Relembrou vagamente o que tinha acontecido na casa de banho.

Pensou que as garotas morreriam ali mesmo, naquele momento. Raito ficara tão estranho, com os olhos vermelhos ao invés do doce tom alaranjado habitual.

Depois de ter interrompido as ameaças de Suzuna, ele tinha avançado para ela e empurrara-a para o chão. Suzuna, caída no meio dos azuleijos brancos tremia e rezava pela sua vida.

– Voltas a encostar uma das tuas ridículas unhas falsas num fio de cabelo da Kaori e eu juro que te mato.

Suzuna queria falar qualquer coisa, talvez uma desculpa, mas não conseguia porque o lábio inferior estava a tremer demais.

Rina atacou Raito, mas este, forte como era, atirou-a mais uma vez para o chão e imobilizou-a facilmente. Rina a gemer de dor parecia mais um hipopótamo a quem tinham arrancado um dente.

Apesar de Raito estar a defendê-la, Kaori achava tudo aquilo um pouco assustador, um pouco exagerado. Tinha muito bom coração, a menina de olhos verdes, e por isso não gostava de ver Suzuna e Rina aterrorizadas daquela maneira. Esqueceu-se de imediato do que elas lhe tinham feito. Da ameaça fulcral e completamente cruel que elas tinham utilizado.

Raito virou-se depois para Mai, a rapariga de olhos azuis e cabelo loiro pálido que estava quase de costas fundidas com a parede.

– E tu, pequena traidora, mereces o pior dos castigos, já que és pior que elas. A morte para ti não será o suficiente...

Mai começou a choramingar, porque doía muito estar a ser ameaçada por Raito, o rapaz de quem ela gostava.

– Raito, pára! Apesar de tudo... ela é minha amiga! – Interrompeu Kaori.

E só por pedido de Kaori, é que Raito recuou e deixou as três raparigas ali caídas e ainda tontas de medo.

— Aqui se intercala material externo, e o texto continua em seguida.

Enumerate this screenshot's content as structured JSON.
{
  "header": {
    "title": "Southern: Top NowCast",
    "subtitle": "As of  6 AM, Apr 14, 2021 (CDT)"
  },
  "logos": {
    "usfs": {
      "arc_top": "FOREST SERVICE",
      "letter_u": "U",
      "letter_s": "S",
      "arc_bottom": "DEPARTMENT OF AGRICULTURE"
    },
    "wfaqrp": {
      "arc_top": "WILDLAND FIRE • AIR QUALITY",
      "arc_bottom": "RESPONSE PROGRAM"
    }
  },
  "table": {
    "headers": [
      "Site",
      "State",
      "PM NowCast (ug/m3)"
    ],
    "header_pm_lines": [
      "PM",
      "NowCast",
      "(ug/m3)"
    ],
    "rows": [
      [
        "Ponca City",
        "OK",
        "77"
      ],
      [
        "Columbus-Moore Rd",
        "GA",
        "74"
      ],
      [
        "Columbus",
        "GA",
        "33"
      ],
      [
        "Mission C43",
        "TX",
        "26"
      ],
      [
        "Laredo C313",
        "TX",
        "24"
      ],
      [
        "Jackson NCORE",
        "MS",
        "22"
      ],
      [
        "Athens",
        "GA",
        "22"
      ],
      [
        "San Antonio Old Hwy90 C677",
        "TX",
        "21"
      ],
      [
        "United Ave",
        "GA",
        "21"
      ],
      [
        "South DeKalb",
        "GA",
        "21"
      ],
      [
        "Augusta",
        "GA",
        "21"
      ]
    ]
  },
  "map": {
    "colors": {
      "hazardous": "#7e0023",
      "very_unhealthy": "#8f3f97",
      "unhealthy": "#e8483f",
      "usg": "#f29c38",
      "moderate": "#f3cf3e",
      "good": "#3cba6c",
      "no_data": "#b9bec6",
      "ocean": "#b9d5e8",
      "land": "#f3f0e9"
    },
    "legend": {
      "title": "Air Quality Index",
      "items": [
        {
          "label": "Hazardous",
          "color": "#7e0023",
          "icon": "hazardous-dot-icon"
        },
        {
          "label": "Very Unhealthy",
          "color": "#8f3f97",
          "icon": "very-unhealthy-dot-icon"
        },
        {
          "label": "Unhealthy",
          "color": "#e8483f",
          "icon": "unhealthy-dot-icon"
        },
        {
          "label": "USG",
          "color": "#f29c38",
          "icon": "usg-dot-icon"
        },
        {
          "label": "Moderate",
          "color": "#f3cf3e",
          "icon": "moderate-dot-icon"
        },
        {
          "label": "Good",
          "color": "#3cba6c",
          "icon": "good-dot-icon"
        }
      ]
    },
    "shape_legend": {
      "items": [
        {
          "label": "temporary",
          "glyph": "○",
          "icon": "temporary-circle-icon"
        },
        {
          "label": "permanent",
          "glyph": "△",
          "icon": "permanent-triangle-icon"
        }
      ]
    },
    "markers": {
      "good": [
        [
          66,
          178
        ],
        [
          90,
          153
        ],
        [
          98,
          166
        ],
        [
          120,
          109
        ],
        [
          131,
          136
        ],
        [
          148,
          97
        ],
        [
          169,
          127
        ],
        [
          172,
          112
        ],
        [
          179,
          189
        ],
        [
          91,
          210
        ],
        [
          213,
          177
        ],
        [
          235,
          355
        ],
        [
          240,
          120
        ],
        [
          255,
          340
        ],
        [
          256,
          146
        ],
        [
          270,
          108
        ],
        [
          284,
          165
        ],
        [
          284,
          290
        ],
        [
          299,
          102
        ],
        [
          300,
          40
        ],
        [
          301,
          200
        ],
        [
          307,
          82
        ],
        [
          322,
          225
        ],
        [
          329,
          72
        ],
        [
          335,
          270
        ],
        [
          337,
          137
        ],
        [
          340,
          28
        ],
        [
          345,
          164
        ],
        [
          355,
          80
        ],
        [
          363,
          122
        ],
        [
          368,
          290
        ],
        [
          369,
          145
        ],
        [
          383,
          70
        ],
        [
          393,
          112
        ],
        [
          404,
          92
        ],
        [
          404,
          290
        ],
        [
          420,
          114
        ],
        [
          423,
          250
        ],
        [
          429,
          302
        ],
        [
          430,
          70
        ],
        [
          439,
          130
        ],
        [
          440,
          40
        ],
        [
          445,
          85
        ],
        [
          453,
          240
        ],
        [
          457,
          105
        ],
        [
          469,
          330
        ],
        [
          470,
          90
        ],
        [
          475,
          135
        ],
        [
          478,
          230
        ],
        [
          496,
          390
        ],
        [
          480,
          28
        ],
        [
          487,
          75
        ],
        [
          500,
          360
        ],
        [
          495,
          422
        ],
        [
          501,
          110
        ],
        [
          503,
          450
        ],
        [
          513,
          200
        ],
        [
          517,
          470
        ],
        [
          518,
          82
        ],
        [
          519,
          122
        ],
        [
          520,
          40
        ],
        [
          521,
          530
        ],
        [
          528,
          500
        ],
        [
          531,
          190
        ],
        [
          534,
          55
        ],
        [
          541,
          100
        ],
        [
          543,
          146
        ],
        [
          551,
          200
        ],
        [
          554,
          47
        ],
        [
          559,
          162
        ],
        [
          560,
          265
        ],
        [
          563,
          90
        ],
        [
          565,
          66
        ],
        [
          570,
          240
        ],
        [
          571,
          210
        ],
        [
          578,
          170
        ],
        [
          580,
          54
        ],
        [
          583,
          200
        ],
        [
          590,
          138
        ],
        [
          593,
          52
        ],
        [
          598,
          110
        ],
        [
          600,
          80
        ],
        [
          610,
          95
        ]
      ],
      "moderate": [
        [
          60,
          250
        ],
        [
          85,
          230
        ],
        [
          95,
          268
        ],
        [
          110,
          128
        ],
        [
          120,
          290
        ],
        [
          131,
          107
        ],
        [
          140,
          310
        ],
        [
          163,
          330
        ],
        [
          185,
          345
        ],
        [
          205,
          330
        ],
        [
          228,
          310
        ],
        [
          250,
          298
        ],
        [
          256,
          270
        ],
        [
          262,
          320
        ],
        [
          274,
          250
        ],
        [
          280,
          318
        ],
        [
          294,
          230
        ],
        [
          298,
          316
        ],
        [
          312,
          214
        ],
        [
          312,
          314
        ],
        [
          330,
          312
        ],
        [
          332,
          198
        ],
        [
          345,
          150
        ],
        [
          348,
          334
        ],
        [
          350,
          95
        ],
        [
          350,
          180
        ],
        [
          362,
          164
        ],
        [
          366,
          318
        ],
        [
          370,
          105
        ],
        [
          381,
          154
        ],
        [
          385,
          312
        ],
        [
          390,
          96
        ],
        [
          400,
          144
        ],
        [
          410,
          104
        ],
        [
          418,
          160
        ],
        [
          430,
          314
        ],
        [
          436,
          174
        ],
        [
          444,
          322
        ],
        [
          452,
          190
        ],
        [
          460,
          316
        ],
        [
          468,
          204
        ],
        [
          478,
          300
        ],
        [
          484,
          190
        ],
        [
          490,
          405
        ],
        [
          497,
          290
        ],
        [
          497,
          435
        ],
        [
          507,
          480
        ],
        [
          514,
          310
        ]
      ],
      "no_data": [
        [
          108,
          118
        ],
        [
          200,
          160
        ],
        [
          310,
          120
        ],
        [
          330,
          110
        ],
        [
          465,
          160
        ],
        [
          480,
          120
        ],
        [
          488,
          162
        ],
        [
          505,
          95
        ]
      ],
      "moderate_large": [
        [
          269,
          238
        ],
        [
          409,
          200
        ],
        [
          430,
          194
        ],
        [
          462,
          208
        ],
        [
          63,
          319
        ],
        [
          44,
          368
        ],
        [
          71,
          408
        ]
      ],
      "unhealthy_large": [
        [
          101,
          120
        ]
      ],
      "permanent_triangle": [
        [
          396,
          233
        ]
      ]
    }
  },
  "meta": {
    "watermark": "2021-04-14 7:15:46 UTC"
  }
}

E Ryuuku perguntava-se porquê? Kaori era inocente demais, insinuar que Mai era sua amiga, mesmo depois de toda aquela falsidade, depois de ter entregado um suposto segredo para um rinoceronte sem espírito e uma cobra venenosa. Porque aquelas duas não passavam disso... e Ryuuku tinha a certeza: aquelas eram pessoas que ele nunca mataria com o Death note. Não queria ficar com vida daquele tipo de gente.

Lançou um olhar para Kaori que caminhava ao seu lado. O seu mau humor devia torná-lo ameaçador porque Kaori desviou o olhar e encolheu-se um pouco. Apercebendo-se do desconforto da garota, Ryuuku tentou suavizar a expressão e iniciar uma conversa banal. Porém a única coisa que saiu da sua boca foi a pergunta que lhe rondava a cabeça sem dar tréguas:

– Continuas a querer ser amiga da Mai? Não compreendo isso!

– Ela é a minha melhor amiga, Raito! Sempre foi, quase como minha irmã! Estudamos, brincamos e rimos juntas. Ela apoia-me e defende-me apesar de também me achar estranha. Não é por apenas uma ação que irei acabar com uma amizade construída há anos. Porém, receio que talvez nunca volte a confiar nela.

– Continuo a não compreender! – Reclamou Ryuuku e parecia frustrado com o fato.

Kaori deu uma risada sem humor.

– Talvez nem eu própria compreenda! De qualquer maneira, sei o que é ter ciúmes, não posso culpá-la por ter se sentido traída. Talvez ela goste mais de ti do que eu própria, não há modo de quantificar isso. – Kaori apercebeu-se do que tinha dito e ficou vermelha. – Hã... bem... é por isso que eu digo que continuamos a ser amigas, acho que se estivesse no lugar dela não faria o mesmo, mas quem garante? Uma pessoa pode dizer que jamais matará alguém, mas se estiver com a vida em risco, com uma arma na mão,tendo a oportunidade de salvar a vida apenas pressionando o gatilho, será que não matará mesmo?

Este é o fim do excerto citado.